To obtain multilocus data, genomic coordinates of coding and noncoding loci were obtained from the reference genome as described above. Noncoding loci were 100–1000 bp in length and at least 2 kb apart. Coding loci were at least 100 bp in length (no maximum length limit) and at least 2 kb apart. To maximize information, minimum spacing was enforced for loci within the inversion region. We then extracted sequence alignments for each locus using the following procedure. All SNPs passing the quality filter were included. Constant sites were obtained from the reference sequence unless they were masked by one of the following criteria: (1) read depth below 20 (coded as '–') and (2) non-SNP variant or low-quality SNP (coded as 'N'). For each locus, we excluded sequences with >50% of sites missing ('–' or 'N'), and excluded sites with all missing data. We discarded loci with only a single sequence remaining after filtering. Finally, we grouped loci into three regions as before: one inversion region (15b) and two flanking regions (15a and 15c). We obtained 218, 95, and 960 coding loci and 424, 368, and 2446 noncoding loci in 15a, 15b, and 15c regions, respectively.

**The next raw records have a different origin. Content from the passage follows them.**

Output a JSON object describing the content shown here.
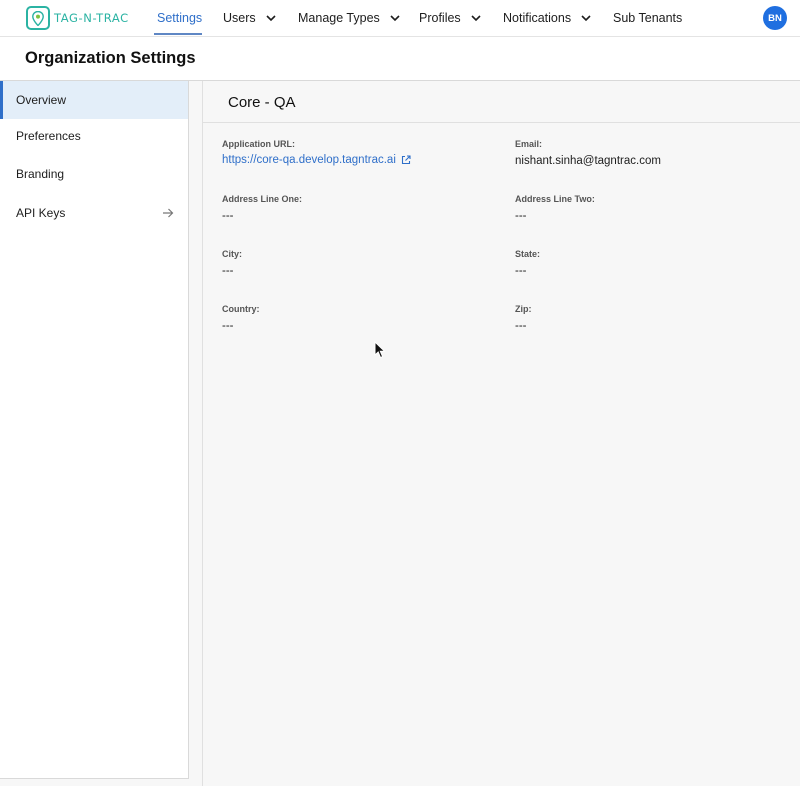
{
  "brand": {
    "logo_text": "TAG-N-TRAC",
    "accent": "#2bb3a3"
  },
  "nav": {
    "items": [
      {
        "label": "Settings",
        "active": true,
        "has_menu": false
      },
      {
        "label": "Users",
        "active": false,
        "has_menu": true
      },
      {
        "label": "Manage Types",
        "active": false,
        "has_menu": true
      },
      {
        "label": "Profiles",
        "active": false,
        "has_menu": true
      },
      {
        "label": "Notifications",
        "active": false,
        "has_menu": true
      },
      {
        "label": "Sub Tenants",
        "active": false,
        "has_menu": false
      }
    ],
    "avatar_initials": "BN"
  },
  "page": {
    "title": "Organization Settings"
  },
  "sidebar": {
    "items": [
      {
        "label": "Overview",
        "active": true
      },
      {
        "label": "Preferences",
        "active": false
      },
      {
        "label": "Branding",
        "active": false
      },
      {
        "label": "API Keys",
        "active": false,
        "icon": "arrow-right-icon"
      }
    ]
  },
  "org": {
    "name": "Core - QA",
    "fields": {
      "application_url": {
        "label": "Application URL:",
        "value": "https://core-qa.develop.tagntrac.ai"
      },
      "email": {
        "label": "Email:",
        "value": "nishant.sinha@tagntrac.com"
      },
      "address_one": {
        "label": "Address Line One:",
        "value": "---"
      },
      "address_two": {
        "label": "Address Line Two:",
        "value": "---"
      },
      "city": {
        "label": "City:",
        "value": "---"
      },
      "state": {
        "label": "State:",
        "value": "---"
      },
      "country": {
        "label": "Country:",
        "value": "---"
      },
      "zip": {
        "label": "Zip:",
        "value": "---"
      }
    }
  },
  "colors": {
    "link": "#2f6fc9",
    "active_bg": "#e3eef9",
    "avatar": "#1f6fe0"
  }
}
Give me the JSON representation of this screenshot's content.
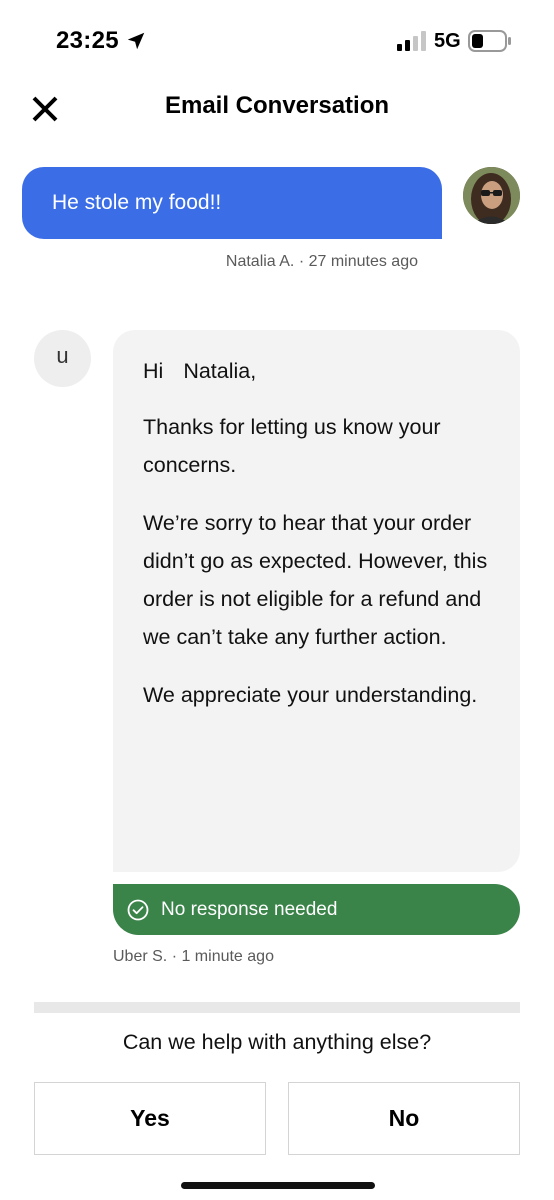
{
  "status_bar": {
    "time": "23:25",
    "network": "5G",
    "icons": [
      "location-arrow-icon",
      "signal-icon",
      "battery-icon"
    ]
  },
  "header": {
    "title": "Email Conversation",
    "close_icon": "close-icon"
  },
  "conversation": {
    "outgoing": {
      "text": "He stole my food!!",
      "meta": "Natalia A. · 27 minutes ago",
      "bubble_color": "#3b6ee6"
    },
    "incoming": {
      "avatar_letter": "u",
      "greeting_hi": "Hi",
      "greeting_name": "Natalia,",
      "paragraphs": [
        "Thanks for letting us know your concerns.",
        "We’re sorry to hear that your order didn’t go as expected. However, this order is not eligible for a refund and we can’t take any further action.",
        "We appreciate your understanding."
      ],
      "badge": "No response needed",
      "badge_color": "#3a8349",
      "meta": "Uber S. · 1 minute ago"
    }
  },
  "footer": {
    "question": "Can we help with anything else?",
    "yes_label": "Yes",
    "no_label": "No"
  }
}
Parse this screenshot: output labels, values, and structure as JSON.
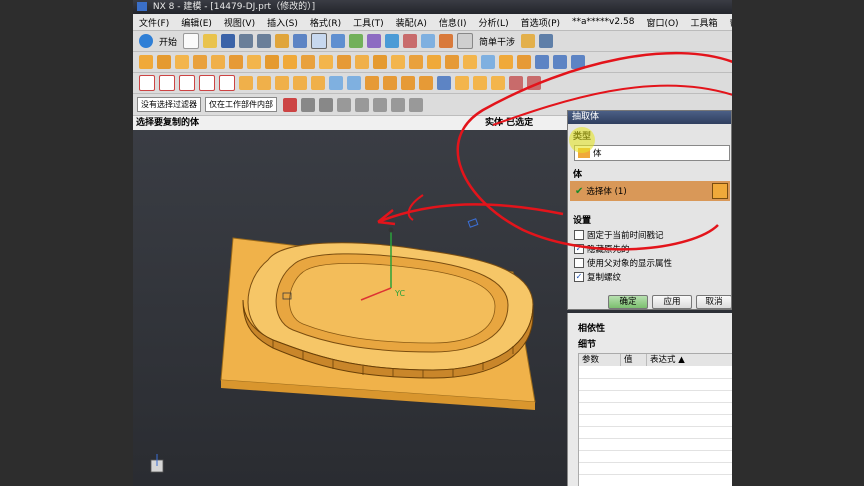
{
  "window": {
    "title": "NX 8 - 建模 - [14479-DJ.prt（修改的）]"
  },
  "menu": {
    "items": [
      {
        "label": "文件(F)"
      },
      {
        "label": "编辑(E)"
      },
      {
        "label": "视图(V)"
      },
      {
        "label": "插入(S)"
      },
      {
        "label": "格式(R)"
      },
      {
        "label": "工具(T)"
      },
      {
        "label": "装配(A)"
      },
      {
        "label": "信息(I)"
      },
      {
        "label": "分析(L)"
      },
      {
        "label": "首选项(P)"
      },
      {
        "label": "**a*****v2.58"
      },
      {
        "label": "窗口(O)"
      },
      {
        "label": "工具箱"
      },
      {
        "label": "帮助(H)"
      }
    ]
  },
  "toolbar": {
    "start_label": "开始",
    "step_label": "简单干涉"
  },
  "filters": {
    "type_filter": "没有选择过滤器",
    "scope_filter": "仅在工作部件内部"
  },
  "cue_line": {
    "prompt": "选择要复制的体",
    "status": "实体 已选定"
  },
  "extract_dialog": {
    "title": "抽取体",
    "section_type": "类型",
    "type_value": "体",
    "section_body": "体",
    "select_body": "选择体 (1)",
    "section_settings": "设置",
    "options": [
      {
        "label": "固定于当前时间戳记",
        "checked": false
      },
      {
        "label": "隐藏原先的",
        "checked": true
      },
      {
        "label": "使用父对象的显示属性",
        "checked": false
      },
      {
        "label": "复制螺纹",
        "checked": true
      }
    ],
    "ok": "确定",
    "apply": "应用",
    "cancel": "取消"
  },
  "part_navigator": {
    "dependencies": "相依性",
    "details": "细节",
    "columns": [
      "参数",
      "值",
      "表达式"
    ]
  },
  "viewport": {
    "axis_label": "YC"
  },
  "colors": {
    "part_face": "#f0b24a",
    "part_top": "#f6c667",
    "annotation": "#e3141b",
    "selected_body_row": "#d99858",
    "highlight": "#e6e62a"
  }
}
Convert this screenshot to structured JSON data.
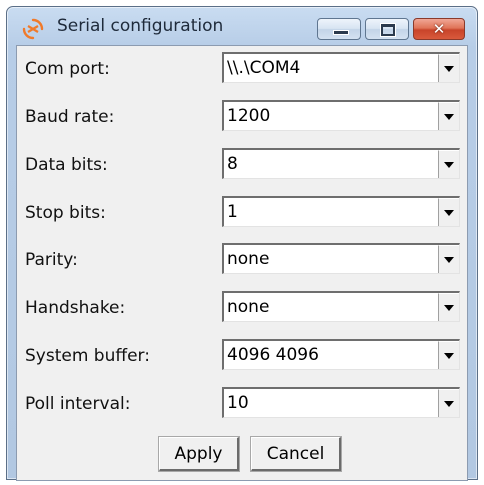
{
  "window": {
    "title": "Serial configuration",
    "close_glyph": "✕"
  },
  "fields": [
    {
      "label": "Com port:",
      "value": "\\\\.\\COM4"
    },
    {
      "label": "Baud rate:",
      "value": "1200"
    },
    {
      "label": "Data bits:",
      "value": "8"
    },
    {
      "label": "Stop bits:",
      "value": "1"
    },
    {
      "label": "Parity:",
      "value": "none"
    },
    {
      "label": "Handshake:",
      "value": "none"
    },
    {
      "label": "System buffer:",
      "value": "4096 4096"
    },
    {
      "label": "Poll interval:",
      "value": "10"
    }
  ],
  "buttons": {
    "apply": "Apply",
    "cancel": "Cancel"
  },
  "icons": {
    "app": "serial-app-icon",
    "minimize": "minimize-icon",
    "maximize": "maximize-icon",
    "close": "close-icon",
    "dropdown": "chevron-down-icon"
  },
  "colors": {
    "app_icon": "#f07a2a",
    "close_button": "#d0482c"
  }
}
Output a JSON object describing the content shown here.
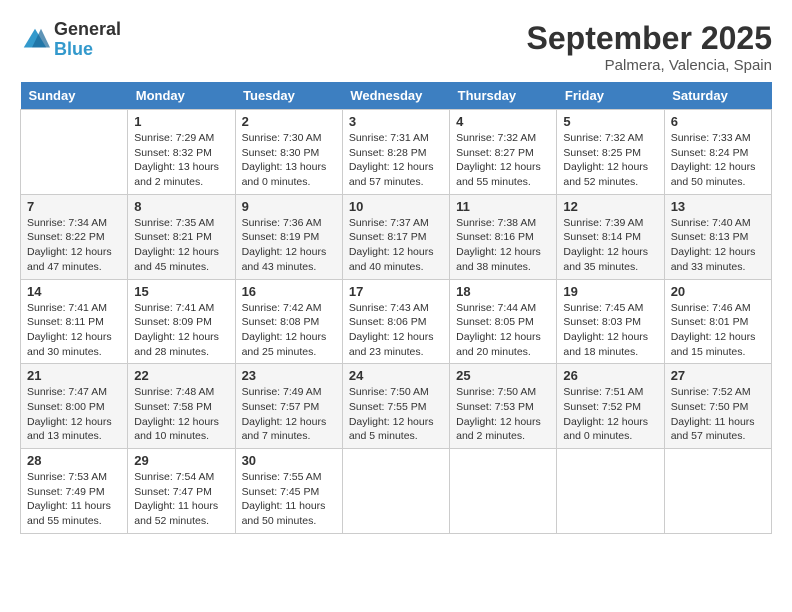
{
  "logo": {
    "general": "General",
    "blue": "Blue"
  },
  "title": "September 2025",
  "subtitle": "Palmera, Valencia, Spain",
  "days_of_week": [
    "Sunday",
    "Monday",
    "Tuesday",
    "Wednesday",
    "Thursday",
    "Friday",
    "Saturday"
  ],
  "weeks": [
    [
      {
        "day": "",
        "info": ""
      },
      {
        "day": "1",
        "info": "Sunrise: 7:29 AM\nSunset: 8:32 PM\nDaylight: 13 hours\nand 2 minutes."
      },
      {
        "day": "2",
        "info": "Sunrise: 7:30 AM\nSunset: 8:30 PM\nDaylight: 13 hours\nand 0 minutes."
      },
      {
        "day": "3",
        "info": "Sunrise: 7:31 AM\nSunset: 8:28 PM\nDaylight: 12 hours\nand 57 minutes."
      },
      {
        "day": "4",
        "info": "Sunrise: 7:32 AM\nSunset: 8:27 PM\nDaylight: 12 hours\nand 55 minutes."
      },
      {
        "day": "5",
        "info": "Sunrise: 7:32 AM\nSunset: 8:25 PM\nDaylight: 12 hours\nand 52 minutes."
      },
      {
        "day": "6",
        "info": "Sunrise: 7:33 AM\nSunset: 8:24 PM\nDaylight: 12 hours\nand 50 minutes."
      }
    ],
    [
      {
        "day": "7",
        "info": "Sunrise: 7:34 AM\nSunset: 8:22 PM\nDaylight: 12 hours\nand 47 minutes."
      },
      {
        "day": "8",
        "info": "Sunrise: 7:35 AM\nSunset: 8:21 PM\nDaylight: 12 hours\nand 45 minutes."
      },
      {
        "day": "9",
        "info": "Sunrise: 7:36 AM\nSunset: 8:19 PM\nDaylight: 12 hours\nand 43 minutes."
      },
      {
        "day": "10",
        "info": "Sunrise: 7:37 AM\nSunset: 8:17 PM\nDaylight: 12 hours\nand 40 minutes."
      },
      {
        "day": "11",
        "info": "Sunrise: 7:38 AM\nSunset: 8:16 PM\nDaylight: 12 hours\nand 38 minutes."
      },
      {
        "day": "12",
        "info": "Sunrise: 7:39 AM\nSunset: 8:14 PM\nDaylight: 12 hours\nand 35 minutes."
      },
      {
        "day": "13",
        "info": "Sunrise: 7:40 AM\nSunset: 8:13 PM\nDaylight: 12 hours\nand 33 minutes."
      }
    ],
    [
      {
        "day": "14",
        "info": "Sunrise: 7:41 AM\nSunset: 8:11 PM\nDaylight: 12 hours\nand 30 minutes."
      },
      {
        "day": "15",
        "info": "Sunrise: 7:41 AM\nSunset: 8:09 PM\nDaylight: 12 hours\nand 28 minutes."
      },
      {
        "day": "16",
        "info": "Sunrise: 7:42 AM\nSunset: 8:08 PM\nDaylight: 12 hours\nand 25 minutes."
      },
      {
        "day": "17",
        "info": "Sunrise: 7:43 AM\nSunset: 8:06 PM\nDaylight: 12 hours\nand 23 minutes."
      },
      {
        "day": "18",
        "info": "Sunrise: 7:44 AM\nSunset: 8:05 PM\nDaylight: 12 hours\nand 20 minutes."
      },
      {
        "day": "19",
        "info": "Sunrise: 7:45 AM\nSunset: 8:03 PM\nDaylight: 12 hours\nand 18 minutes."
      },
      {
        "day": "20",
        "info": "Sunrise: 7:46 AM\nSunset: 8:01 PM\nDaylight: 12 hours\nand 15 minutes."
      }
    ],
    [
      {
        "day": "21",
        "info": "Sunrise: 7:47 AM\nSunset: 8:00 PM\nDaylight: 12 hours\nand 13 minutes."
      },
      {
        "day": "22",
        "info": "Sunrise: 7:48 AM\nSunset: 7:58 PM\nDaylight: 12 hours\nand 10 minutes."
      },
      {
        "day": "23",
        "info": "Sunrise: 7:49 AM\nSunset: 7:57 PM\nDaylight: 12 hours\nand 7 minutes."
      },
      {
        "day": "24",
        "info": "Sunrise: 7:50 AM\nSunset: 7:55 PM\nDaylight: 12 hours\nand 5 minutes."
      },
      {
        "day": "25",
        "info": "Sunrise: 7:50 AM\nSunset: 7:53 PM\nDaylight: 12 hours\nand 2 minutes."
      },
      {
        "day": "26",
        "info": "Sunrise: 7:51 AM\nSunset: 7:52 PM\nDaylight: 12 hours\nand 0 minutes."
      },
      {
        "day": "27",
        "info": "Sunrise: 7:52 AM\nSunset: 7:50 PM\nDaylight: 11 hours\nand 57 minutes."
      }
    ],
    [
      {
        "day": "28",
        "info": "Sunrise: 7:53 AM\nSunset: 7:49 PM\nDaylight: 11 hours\nand 55 minutes."
      },
      {
        "day": "29",
        "info": "Sunrise: 7:54 AM\nSunset: 7:47 PM\nDaylight: 11 hours\nand 52 minutes."
      },
      {
        "day": "30",
        "info": "Sunrise: 7:55 AM\nSunset: 7:45 PM\nDaylight: 11 hours\nand 50 minutes."
      },
      {
        "day": "",
        "info": ""
      },
      {
        "day": "",
        "info": ""
      },
      {
        "day": "",
        "info": ""
      },
      {
        "day": "",
        "info": ""
      }
    ]
  ]
}
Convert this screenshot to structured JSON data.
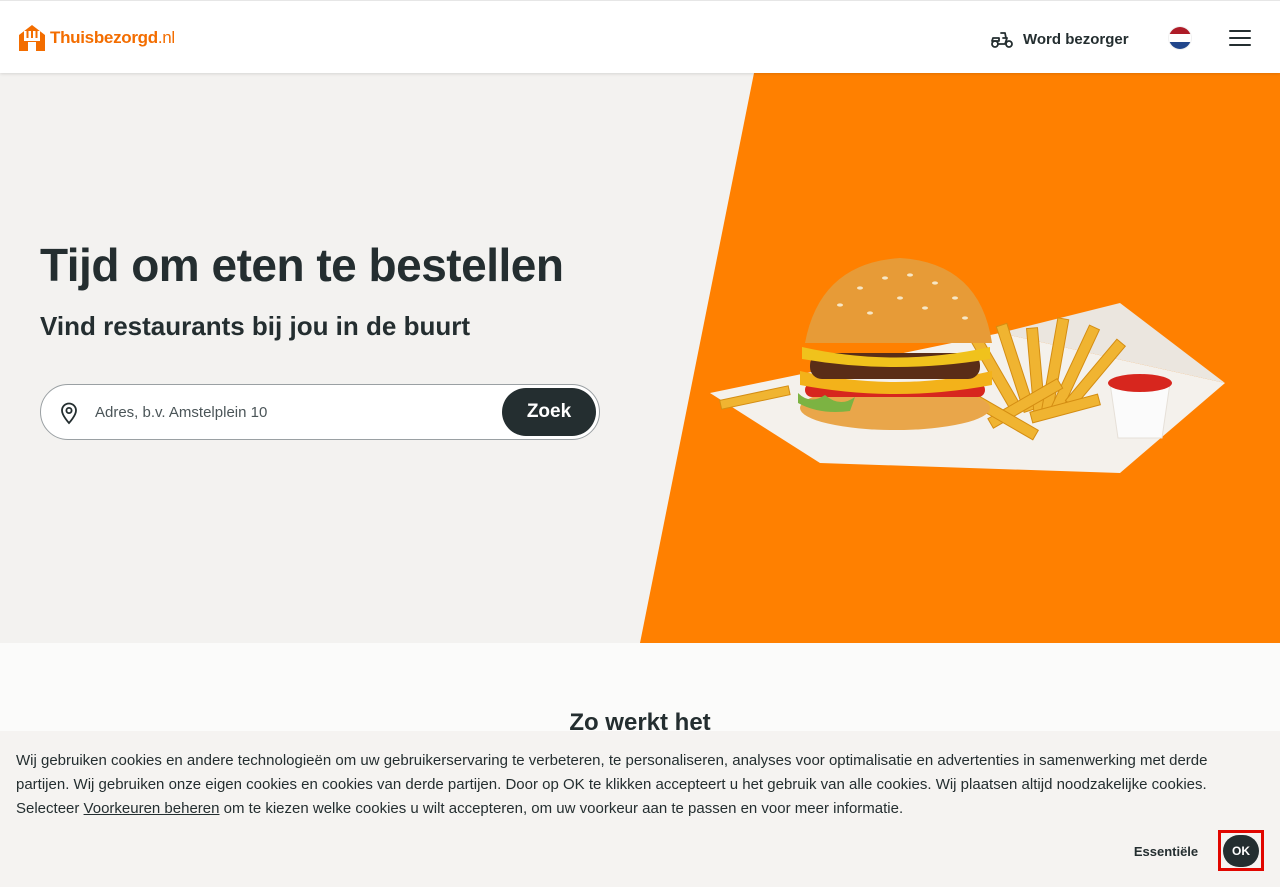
{
  "header": {
    "logo_text": "Thuisbezorgd",
    "logo_tld": ".nl",
    "courier_label": "Word bezorger",
    "language": "NL"
  },
  "hero": {
    "title": "Tijd om eten te bestellen",
    "subtitle": "Vind restaurants bij jou in de buurt",
    "search_placeholder": "Adres, b.v. Amstelplein 10",
    "search_value": "",
    "search_button": "Zoek"
  },
  "section": {
    "title": "Zo werkt het"
  },
  "cookie": {
    "text_before": "Wij gebruiken cookies en andere technologieën om uw gebruikerservaring te verbeteren, te personaliseren, analyses voor optimalisatie en advertenties in samenwerking met derde partijen. Wij gebruiken onze eigen cookies en cookies van derde partijen. Door op OK te klikken accepteert u het gebruik van alle cookies. Wij plaatsen altijd noodzakelijke cookies. Selecteer ",
    "link_label": "Voorkeuren beheren",
    "text_after": " om te kiezen welke cookies u wilt accepteren, om uw voorkeur aan te passen en voor meer informatie.",
    "essential_button": "Essentiële",
    "ok_button": "OK"
  },
  "colors": {
    "brand_orange": "#ff8000",
    "dark": "#242e30",
    "highlight_frame": "#e10600"
  },
  "icons": {
    "logo": "house-fork-logo-icon",
    "courier": "scooter-icon",
    "language": "netherlands-flag-icon",
    "menu": "hamburger-menu-icon",
    "search": "location-pin-icon"
  }
}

We performed blockwise estimation of species trees under the MSC model without gene flow as described earlier in blocks of 100 and 200 loci (see 'Species tree estimation under the MSC model without gene flow using bpp'). For the 200-locus blocks, there were 23 (7 coding blocks + 16 noncoding blocks) × 10 (replicates) = 230 runs; each run took about 60 hr. For the 100-locus blocks, there were 45 (13 coding blocks + 32 noncoding blocks) × 10 (replicates) = 450 runs; each run took about 30 hrs.

Appendix 1

Major introgression patterns in the melpomene-silvaniform clade inferred using 3s and BPP

To assess the possibility of introgression that might support the autosome-majority tree or the Z chromosome tree, we estimate pairwise gene flow rates under the MSC-M model between each pair of species in the melpomene clade as well as H. burneyi, H. doris, and H. erato using the program 3s (Zhu and Yang, 2012; Dalquen et al., 2017). This implementation allows for continuous bidirectional gene flow between two species since divergence. We performed maximum likelihood estimation and likelihood ratio tests (LRT) to determine if a allowing for bidirectional gene flow (model M2) is a better fit than without gene flow (model M0). An outgroup species was used to improve the power of the test but it was not involved in gene flow. We used H. aoede as an outgroup in all species pairs. We find gene flow to be prevalent in the autosomes but almost absent in the Z chromosome (Appendix 1—figure 2A). In particular, we find no strong evidence of gene flow in the Z chromosome between H. numata and H. besckei, which is required to explain the Z chromosome tree if the autosome-majority tree is the true species tree. Taken together, these results suggest that the Z chromosome tree represents the true species branching order, and autosomal trees are a result of extensive introgression throughout the history of this group. Using H. erato as an outgroup instead of H. aoede leads to the same conclusion (Appendix 1—figure 2), although the internal branch length becomes zero whenever one of the ingroup species is H. aoede. A full list of estimates from all species pairs is provided in Figure 2—figure supplement 2 and Supplementary files 1o and p.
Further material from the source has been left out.